KARAWANG-Aktivis lingkungan di Kabupaten Karawang, yang tergabung dalam Forum Situdam Barugbug mendesak agar pemerintah menindak tegas sejumlah perusahaan yang telah mencemari sungai Ciherang dan sungai Cilamaya.

“Kami sudah mengantongi nama-nama perusahaan yang diduga kuat mencemari sungai Ciherang, sungai Cilamaya dan Bendungan Barugbug,” ujar juru bicara Forum Situdam Barugbug, Deni Pranta.

Dikatakan, perusahaan-perusahaan yang diduga melakukan pencemaran dua sungai tersebut berlokasi di wilayah Kabupaten Purwakarta dan Kabupaten Subang.
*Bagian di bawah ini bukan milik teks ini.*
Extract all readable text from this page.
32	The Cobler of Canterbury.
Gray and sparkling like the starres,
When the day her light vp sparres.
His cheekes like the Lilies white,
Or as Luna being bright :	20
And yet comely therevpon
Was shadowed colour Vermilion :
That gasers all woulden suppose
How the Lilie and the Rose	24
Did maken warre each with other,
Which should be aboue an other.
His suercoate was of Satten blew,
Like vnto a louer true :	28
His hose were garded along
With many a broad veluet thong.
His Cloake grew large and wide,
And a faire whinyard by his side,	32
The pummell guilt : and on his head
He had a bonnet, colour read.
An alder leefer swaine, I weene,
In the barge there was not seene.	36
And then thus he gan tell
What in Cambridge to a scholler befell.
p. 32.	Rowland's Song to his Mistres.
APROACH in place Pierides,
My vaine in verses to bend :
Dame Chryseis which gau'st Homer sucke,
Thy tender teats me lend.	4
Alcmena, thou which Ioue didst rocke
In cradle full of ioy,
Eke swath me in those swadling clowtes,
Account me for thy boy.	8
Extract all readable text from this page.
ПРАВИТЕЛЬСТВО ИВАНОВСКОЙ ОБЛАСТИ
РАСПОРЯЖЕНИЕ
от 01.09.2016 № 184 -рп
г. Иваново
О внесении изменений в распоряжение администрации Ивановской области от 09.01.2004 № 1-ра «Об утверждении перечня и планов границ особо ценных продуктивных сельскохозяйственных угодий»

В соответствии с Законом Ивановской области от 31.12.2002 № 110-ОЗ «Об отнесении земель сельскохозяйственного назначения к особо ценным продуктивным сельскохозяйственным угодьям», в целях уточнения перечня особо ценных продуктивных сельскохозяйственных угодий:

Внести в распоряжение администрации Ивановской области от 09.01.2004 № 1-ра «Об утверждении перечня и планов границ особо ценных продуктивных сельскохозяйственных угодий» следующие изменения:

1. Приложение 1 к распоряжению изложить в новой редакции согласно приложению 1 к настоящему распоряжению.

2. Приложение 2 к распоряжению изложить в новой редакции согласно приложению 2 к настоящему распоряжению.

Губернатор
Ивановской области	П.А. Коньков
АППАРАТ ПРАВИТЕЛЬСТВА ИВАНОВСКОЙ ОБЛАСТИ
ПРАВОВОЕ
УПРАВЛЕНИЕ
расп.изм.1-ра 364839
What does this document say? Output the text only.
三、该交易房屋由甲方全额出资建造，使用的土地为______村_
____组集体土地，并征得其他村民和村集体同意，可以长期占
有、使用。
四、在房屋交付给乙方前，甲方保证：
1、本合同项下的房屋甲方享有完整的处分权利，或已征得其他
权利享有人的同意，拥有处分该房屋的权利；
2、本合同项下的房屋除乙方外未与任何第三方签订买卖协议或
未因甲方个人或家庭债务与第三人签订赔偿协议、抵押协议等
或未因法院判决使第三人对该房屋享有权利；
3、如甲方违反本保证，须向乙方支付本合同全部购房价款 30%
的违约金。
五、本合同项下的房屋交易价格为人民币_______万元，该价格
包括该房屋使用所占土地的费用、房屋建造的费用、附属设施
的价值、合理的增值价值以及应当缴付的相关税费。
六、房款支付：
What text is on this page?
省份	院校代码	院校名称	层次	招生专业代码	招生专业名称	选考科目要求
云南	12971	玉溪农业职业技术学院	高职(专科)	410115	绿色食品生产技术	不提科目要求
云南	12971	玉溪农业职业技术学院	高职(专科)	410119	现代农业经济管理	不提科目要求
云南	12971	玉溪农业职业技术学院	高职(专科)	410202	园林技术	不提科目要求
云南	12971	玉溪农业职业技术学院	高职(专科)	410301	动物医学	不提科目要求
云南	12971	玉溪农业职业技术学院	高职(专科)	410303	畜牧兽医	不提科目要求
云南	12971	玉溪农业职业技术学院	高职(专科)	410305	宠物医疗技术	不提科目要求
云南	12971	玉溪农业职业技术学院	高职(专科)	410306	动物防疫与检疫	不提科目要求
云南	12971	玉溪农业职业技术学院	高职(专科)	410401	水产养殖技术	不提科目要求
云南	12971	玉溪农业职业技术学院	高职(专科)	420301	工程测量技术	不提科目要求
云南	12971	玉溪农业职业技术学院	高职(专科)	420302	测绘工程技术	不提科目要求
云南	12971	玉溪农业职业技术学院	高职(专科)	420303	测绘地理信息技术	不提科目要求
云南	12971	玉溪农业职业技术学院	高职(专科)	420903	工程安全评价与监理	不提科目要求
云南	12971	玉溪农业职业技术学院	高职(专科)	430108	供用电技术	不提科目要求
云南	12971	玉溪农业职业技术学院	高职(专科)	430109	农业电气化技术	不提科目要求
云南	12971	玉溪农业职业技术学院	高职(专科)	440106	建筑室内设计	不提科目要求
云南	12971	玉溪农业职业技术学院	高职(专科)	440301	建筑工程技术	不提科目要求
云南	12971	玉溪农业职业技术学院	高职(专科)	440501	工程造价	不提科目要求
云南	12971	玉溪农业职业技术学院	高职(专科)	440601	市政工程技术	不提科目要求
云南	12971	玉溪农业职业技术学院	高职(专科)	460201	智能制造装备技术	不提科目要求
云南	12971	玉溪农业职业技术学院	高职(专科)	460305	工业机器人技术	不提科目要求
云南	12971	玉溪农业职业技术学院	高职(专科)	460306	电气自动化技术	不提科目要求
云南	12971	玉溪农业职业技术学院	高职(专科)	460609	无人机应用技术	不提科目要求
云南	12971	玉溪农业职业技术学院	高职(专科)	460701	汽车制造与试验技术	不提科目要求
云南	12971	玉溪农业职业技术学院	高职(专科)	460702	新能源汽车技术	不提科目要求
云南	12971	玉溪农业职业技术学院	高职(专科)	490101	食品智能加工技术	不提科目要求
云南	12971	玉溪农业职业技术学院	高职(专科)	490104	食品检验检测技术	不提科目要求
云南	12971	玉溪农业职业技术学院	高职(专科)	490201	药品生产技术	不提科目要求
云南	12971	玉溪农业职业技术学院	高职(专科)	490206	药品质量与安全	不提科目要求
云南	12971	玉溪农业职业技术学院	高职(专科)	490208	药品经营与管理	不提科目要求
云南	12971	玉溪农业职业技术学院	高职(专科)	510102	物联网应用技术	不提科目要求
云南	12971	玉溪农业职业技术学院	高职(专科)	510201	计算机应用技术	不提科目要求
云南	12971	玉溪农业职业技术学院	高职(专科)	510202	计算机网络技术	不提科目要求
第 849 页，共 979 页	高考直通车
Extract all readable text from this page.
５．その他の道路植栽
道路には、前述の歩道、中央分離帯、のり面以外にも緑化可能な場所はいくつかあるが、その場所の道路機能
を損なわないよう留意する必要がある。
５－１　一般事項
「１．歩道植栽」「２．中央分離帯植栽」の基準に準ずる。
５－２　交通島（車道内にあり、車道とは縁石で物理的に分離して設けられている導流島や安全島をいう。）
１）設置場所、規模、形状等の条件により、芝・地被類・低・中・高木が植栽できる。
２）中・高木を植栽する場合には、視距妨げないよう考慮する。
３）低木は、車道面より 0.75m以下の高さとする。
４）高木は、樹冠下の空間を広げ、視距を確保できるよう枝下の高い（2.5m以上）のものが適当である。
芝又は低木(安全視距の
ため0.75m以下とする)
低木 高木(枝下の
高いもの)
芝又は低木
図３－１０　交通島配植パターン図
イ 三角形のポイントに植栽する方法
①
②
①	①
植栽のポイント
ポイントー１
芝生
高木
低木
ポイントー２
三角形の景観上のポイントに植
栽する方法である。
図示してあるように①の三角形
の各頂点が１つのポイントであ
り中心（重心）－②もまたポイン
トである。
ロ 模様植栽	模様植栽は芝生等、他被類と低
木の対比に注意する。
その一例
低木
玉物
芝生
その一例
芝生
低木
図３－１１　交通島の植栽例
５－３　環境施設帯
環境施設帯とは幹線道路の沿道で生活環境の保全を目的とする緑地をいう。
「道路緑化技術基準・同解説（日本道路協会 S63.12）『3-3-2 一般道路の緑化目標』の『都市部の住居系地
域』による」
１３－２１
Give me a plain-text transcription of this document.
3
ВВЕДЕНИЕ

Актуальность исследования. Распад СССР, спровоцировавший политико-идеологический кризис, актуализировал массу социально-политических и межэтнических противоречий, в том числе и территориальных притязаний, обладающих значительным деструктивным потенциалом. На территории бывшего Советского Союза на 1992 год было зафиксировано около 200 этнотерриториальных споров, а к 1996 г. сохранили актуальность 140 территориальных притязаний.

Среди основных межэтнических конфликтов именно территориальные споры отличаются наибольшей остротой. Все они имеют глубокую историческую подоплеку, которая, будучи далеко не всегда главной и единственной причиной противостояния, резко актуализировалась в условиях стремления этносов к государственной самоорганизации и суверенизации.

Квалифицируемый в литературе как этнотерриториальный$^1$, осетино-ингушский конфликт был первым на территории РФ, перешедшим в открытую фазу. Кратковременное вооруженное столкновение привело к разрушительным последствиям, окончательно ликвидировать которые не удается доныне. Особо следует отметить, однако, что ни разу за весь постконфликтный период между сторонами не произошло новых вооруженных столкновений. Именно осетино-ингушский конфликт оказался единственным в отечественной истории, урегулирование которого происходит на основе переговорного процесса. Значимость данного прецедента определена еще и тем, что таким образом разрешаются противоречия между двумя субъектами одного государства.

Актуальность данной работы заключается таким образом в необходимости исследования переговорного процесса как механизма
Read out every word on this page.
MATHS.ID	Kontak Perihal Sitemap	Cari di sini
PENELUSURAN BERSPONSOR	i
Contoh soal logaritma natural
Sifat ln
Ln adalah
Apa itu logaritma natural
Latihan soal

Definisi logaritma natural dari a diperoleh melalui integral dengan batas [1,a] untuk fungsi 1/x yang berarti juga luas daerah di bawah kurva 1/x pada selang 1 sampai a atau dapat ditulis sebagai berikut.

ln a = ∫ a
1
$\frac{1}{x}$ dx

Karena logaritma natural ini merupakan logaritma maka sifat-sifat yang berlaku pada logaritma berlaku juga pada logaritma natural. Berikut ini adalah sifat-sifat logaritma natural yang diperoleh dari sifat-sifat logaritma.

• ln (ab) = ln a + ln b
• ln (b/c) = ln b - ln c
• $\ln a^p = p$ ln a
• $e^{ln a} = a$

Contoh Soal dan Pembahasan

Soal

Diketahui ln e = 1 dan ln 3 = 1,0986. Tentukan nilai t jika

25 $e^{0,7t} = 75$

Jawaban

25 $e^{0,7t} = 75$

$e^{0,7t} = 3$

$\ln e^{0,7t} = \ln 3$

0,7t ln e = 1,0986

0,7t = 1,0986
Umumnya perusahaan yang melakukan pencemaran sungai Ciherang dan sungai Cilamaya itu ialah perusahaan yang memproduksi kertas dan sejenisnya.

Menurutnya, air sungai Ciherang dan sungai Cilamaya mengalir di antara tiga wilayah, yakni Purwakarta, Subang dan Karawang. Air yang mengalir di dua sungai tersebut bermuara di Bendungan Barugbug.

BACA JUGA:  Laporkan Pencemaran ke Kementerian Lingkungan Hidup

Dilihat dari fungsinya, air dari dua sungai itu diproyeksikan untuk mengairi areal sawah seluas sekitar 2.926 hektare. Tapi saat ini kondisi airnya tercemar limbah industri.

Saat kemarau, air sungai Ciherang dan sungai Cilamaya berwarna hitam pekat dan menimbulkan bau tak sedap. Kondisi itu sudah berlangsung lama, tanpa ada penanganan dari pemerintah daerah setempat.